"There must be a time of day when the woman who makes plans
forgets her plans, and acts as if she had no plans at all.
There must be a time of day when the woman who has to speak
falls very silent, and her mind forms no more propositions,
and she asks herself, "Did they have a meaning?"
There must be a time when the woman of prayer
goes to pray as if it were the first time in her life she ever prayed,
when the woman of resolutions puts her resolutions aside as if they had all been broken,
and she learns a different wisdom:
distinguishing the sun from the moon,
the stars from the darkness,
the sea from dry land,
and the night sky from the shoulder of a hill."
- Thomas Merton (I took the liberty of changing "man" to "woman")
In these last few months, preceding Lent, I have been sitting with a soul friend and her husband who are walking the way of this poem. I think Merton may have written it as a call to contemplation in the midst of an active life that bears the semblance of order and control.

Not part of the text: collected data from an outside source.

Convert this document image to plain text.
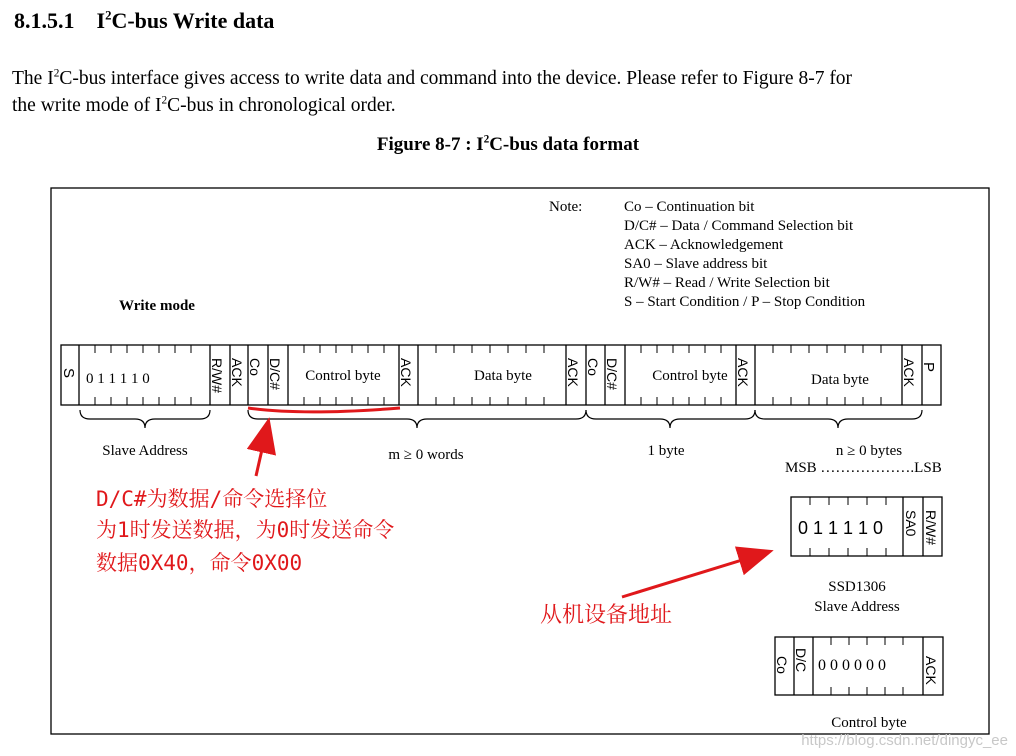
8.1.5.1 $I^2C$-bus Write data
The $I^2C$-bus interface gives access to write data and command into the device. Please refer to Figure 8-7 for
the write mode of $I^2C$-bus in chronological order.
Figure 8-7 : $I^2C$-bus data format
Note:	Co – Continuation bit
D/C# – Data / Command Selection bit
ACK – Acknowledgement
SA0 – Slave address bit
R/W# – Read / Write Selection bit
S – Start Condition / P – Stop Condition
Write mode
S	R/W# ACK Co D/C#	ACK	ACK Co D/C#	ACK	ACK P
0 1 1 1 1 0	Control byte	Data byte	Control byte	Data byte
Slave Address	m ≥ 0 words	1 byte	n ≥ 0 bytes
D/C#为数据/命令选择位
为1时发送数据，为0时发送命令
数据0X40，命令0X00
从机设备地址
MSB ……………….LSB
0 1 1 1 1 0 SA0 R/W#
SSD1306
Slave Address
Co D/C 0 0 0 0 0 0	ACK
Control byte
https://blog.csdn.net/dingyc_ee
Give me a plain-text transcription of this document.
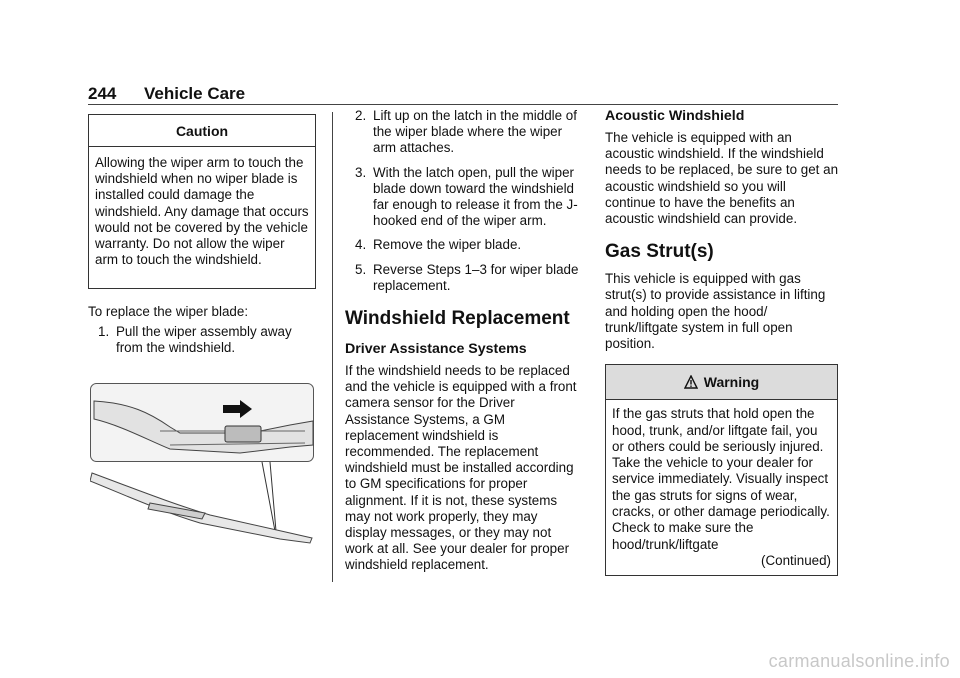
244 Vehicle Care
Caution

Allowing the wiper arm to touch the windshield when no wiper blade is installed could damage the windshield. Any damage that occurs would not be covered by the vehicle warranty. Do not allow the wiper arm to touch the windshield.

To replace the wiper blade:

1. Pull the wiper assembly away from the windshield.
2. Lift up on the latch in the middle of the wiper blade where the wiper arm attaches.
3. With the latch open, pull the wiper blade down toward the windshield far enough to release it from the J-hooked end of the wiper arm.
4. Remove the wiper blade.
5. Reverse Steps 1–3 for wiper blade replacement.
Windshield Replacement
Driver Assistance Systems

If the windshield needs to be replaced and the vehicle is equipped with a front camera sensor for the Driver Assistance Systems, a GM replacement windshield is recommended. The replacement windshield must be installed according to GM specifications for proper alignment. If it is not, these systems may not work properly, they may display messages, or they may not work at all. See your dealer for proper windshield replacement.

Acoustic Windshield

The vehicle is equipped with an acoustic windshield. If the windshield needs to be replaced, be sure to get an acoustic windshield so you will continue to have the benefits an acoustic windshield can provide.

Gas Strut(s)

This vehicle is equipped with gas strut(s) to provide assistance in lifting and holding open the hood/ trunk/liftgate system in full open position.

Warning
If the gas struts that hold open the hood, trunk, and/or liftgate fail, you or others could be seriously injured. Take the vehicle to your dealer for service immediately. Visually inspect the gas struts for signs of wear, cracks, or other damage periodically. Check to make sure the hood/trunk/liftgate
(Continued)
carmanualsonline.info
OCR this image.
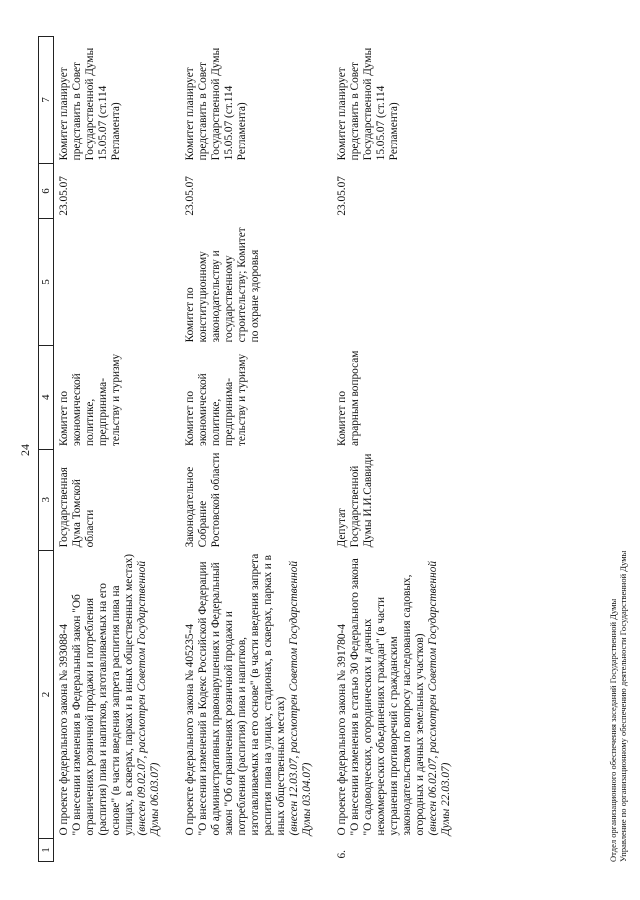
24
1	2	3	4	5	6	7

	О проекте федерального закона № 393088-4 "О внесении изменения в Федеральный закон "Об ограничениях розничной продажи и потребления (распития) пива и напитков, изготавливаемых на его основе" (в части введения запрета распития пива на улицах, в скверах, парках и в иных общественных местах) (внесен 09.02.07, рассмотрен Советом Государственной Думы 06.03.07)	Государственная Дума Томской области	Комитет по экономической политике, предпринима-тельству и туризму		23.05.07	Комитет планирует представить в Совет Государственной Думы 15.05.07 (ст.114 Регламента)

	О проекте федерального закона № 405235-4 "О внесении изменений в Кодекс Российской Федерации об административных правонарушениях и Федеральный закон "Об ограничениях розничной продажи и потребления (распития) пива и напитков, изготавливаемых на его основе" (в части введения запрета распития пива на улицах, стадионах, в скверах, парках и в иных общественных местах) (внесен 12.03.07, рассмотрен Советом Государственной Думы 03.04.07)	Законодательное Собрание Ростовской области	Комитет по экономической политике, предпринима-тельству и туризму	Комитет по конституционному законодательству и государственному строительству; Комитет по охране здоровья	23.05.07	Комитет планирует представить в Совет Государственной Думы 15.05.07 (ст.114 Регламента)
6.	О проекте федерального закона № 391780-4 "О внесении изменения в статью 30 Федерального закона "О садоводческих, огороднических и дачных некоммерческих объединениях граждан" (в части устранения противоречий с гражданским законодательством по вопросу наследования садовых, огородных и дачных земельных участков) (внесен 06.02.07, рассмотрен Советом Государственной Думы 22.03.07)	Депутат Государственной Думы И.И.Саввиди	Комитет по аграрным вопросам		23.05.07	Комитет планирует представить в Совет Государственной Думы 15.05.07 (ст.114 Регламента)
Отдел организационного обеспечения заседаний Государственной Думы Управление по организационному обеспечению деятельности Государственной Думы
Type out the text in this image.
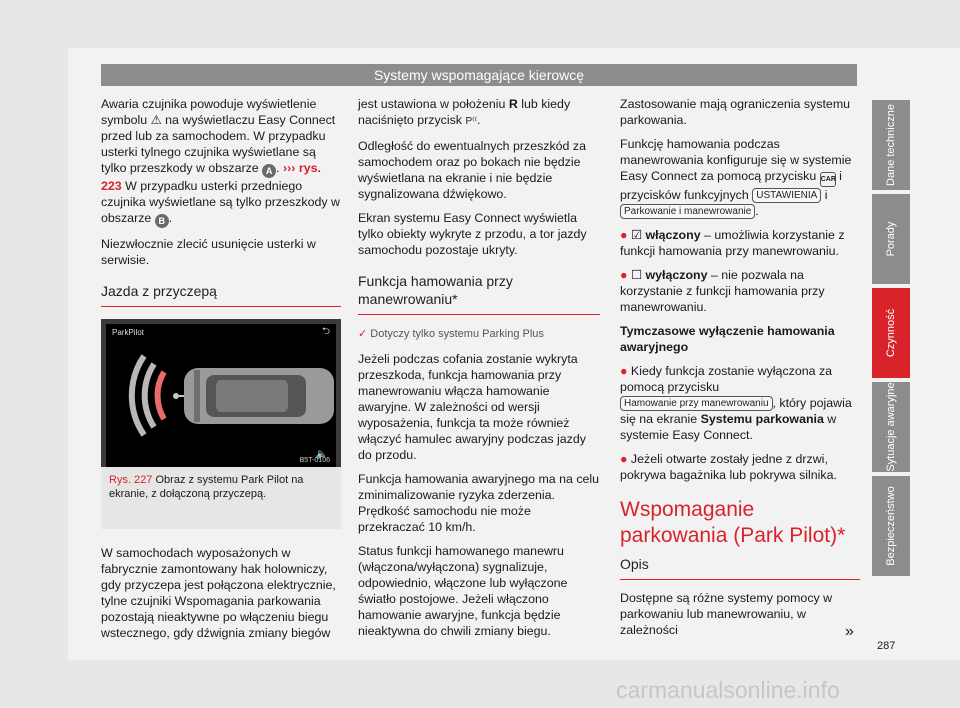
Systemy wspomagające kierowcę

Awaria czujnika powoduje wyświetlenie symbolu ⚠ na wyświetlaczu Easy Connect przed lub za samochodem. W przypadku usterki tylnego czujnika wyświetlane są tylko przeszkody w obszarze A . ››› rys. 223 W przypadku usterki przedniego czujnika wyświetlane są tylko przeszkody w obszarze B .

Niezwłocznie zlecić usunięcie usterki w serwisie.

Jazda z przyczepą
ParkPilot	⮌
🔈
B5T-0106
Rys. 227 Obraz z systemu Park Pilot na ekranie, z dołączoną przyczepą.

W samochodach wyposażonych w fabrycznie zamontowany hak holowniczy, gdy przyczepa jest połączona elektrycznie, tylne czujniki Wspomagania parkowania pozostają nieaktywne po włączeniu biegu wstecznego, gdy dźwignia zmiany biegów

jest ustawiona w położeniu R lub kiedy naciśnięto przycisk P⁽⁽.

Odległość do ewentualnych przeszkód za samochodem oraz po bokach nie będzie wyświetlana na ekranie i nie będzie sygnalizowana dźwiękowo.

Ekran systemu Easy Connect wyświetla tylko obiekty wykryte z przodu, a tor jazdy samochodu pozostaje ukryty.

Funkcja hamowania przy manewrowaniu*
✓ Dotyczy tylko systemu Parking Plus

Jeżeli podczas cofania zostanie wykryta przeszkoda, funkcja hamowania przy manewrowaniu włącza hamowanie awaryjne. W zależności od wersji wyposażenia, funkcja ta może również włączyć hamulec awaryjny podczas jazdy do przodu.

Funkcja hamowania awaryjnego ma na celu zminimalizowanie ryzyka zderzenia. Prędkość samochodu nie może przekraczać 10 km/h.

Status funkcji hamowanego manewru (włączona/wyłączona) sygnalizuje, odpowiednio, włączone lub wyłączone światło postojowe. Jeżeli włączono hamowanie awaryjne, funkcja będzie nieaktywna do chwili zmiany biegu.

Zastosowanie mają ograniczenia systemu parkowania.

Funkcję hamowania podczas manewrowania konfiguruje się w systemie Easy Connect za pomocą przycisku CAR i przycisków funkcyjnych USTAWIENIA i Parkowanie i manewrowanie .

● ☑ włączony – umożliwia korzystanie z funkcji hamowania przy manewrowaniu.

● ☐ wyłączony – nie pozwala na korzystanie z funkcji hamowania przy manewrowaniu.

Tymczasowe wyłączenie hamowania awaryjnego

● Kiedy funkcja zostanie wyłączona za pomocą przycisku Hamowanie przy manewrowaniu , który pojawia się na ekranie Systemu parkowania w systemie Easy Connect.

● Jeżeli otwarte zostały jedne z drzwi, pokrywa bagażnika lub pokrywa silnika.

Wspomaganie parkowania (Park Pilot)*
Opis

Dostępne są różne systemy pomocy w parkowaniu lub manewrowaniu, w zależności	»
Dane techniczne
Porady
Czynność
Sytuacje awaryjne
Bezpieczeństwo
287
carmanualsonline.info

For them, it's a very different call. None of the plans they make seem to come to fruition. The prayers they have prayed all their lives make little sense to pray now. Their resolutions have all been broken.
And yet -
the sun and the moon are distinct from one another,
the darkness has not overcome the stars,
the sea still washes up on the beach,
and the hill cannot obscure the night sky.
The Lord is near to the broken hearted and saves the crushed in spirit.
And when I am with them, Christ is there. I sense the deepening strength, the gathering wisdom found in the stark simplicity of no more options. And my lips have not choice, but to proclaim praise.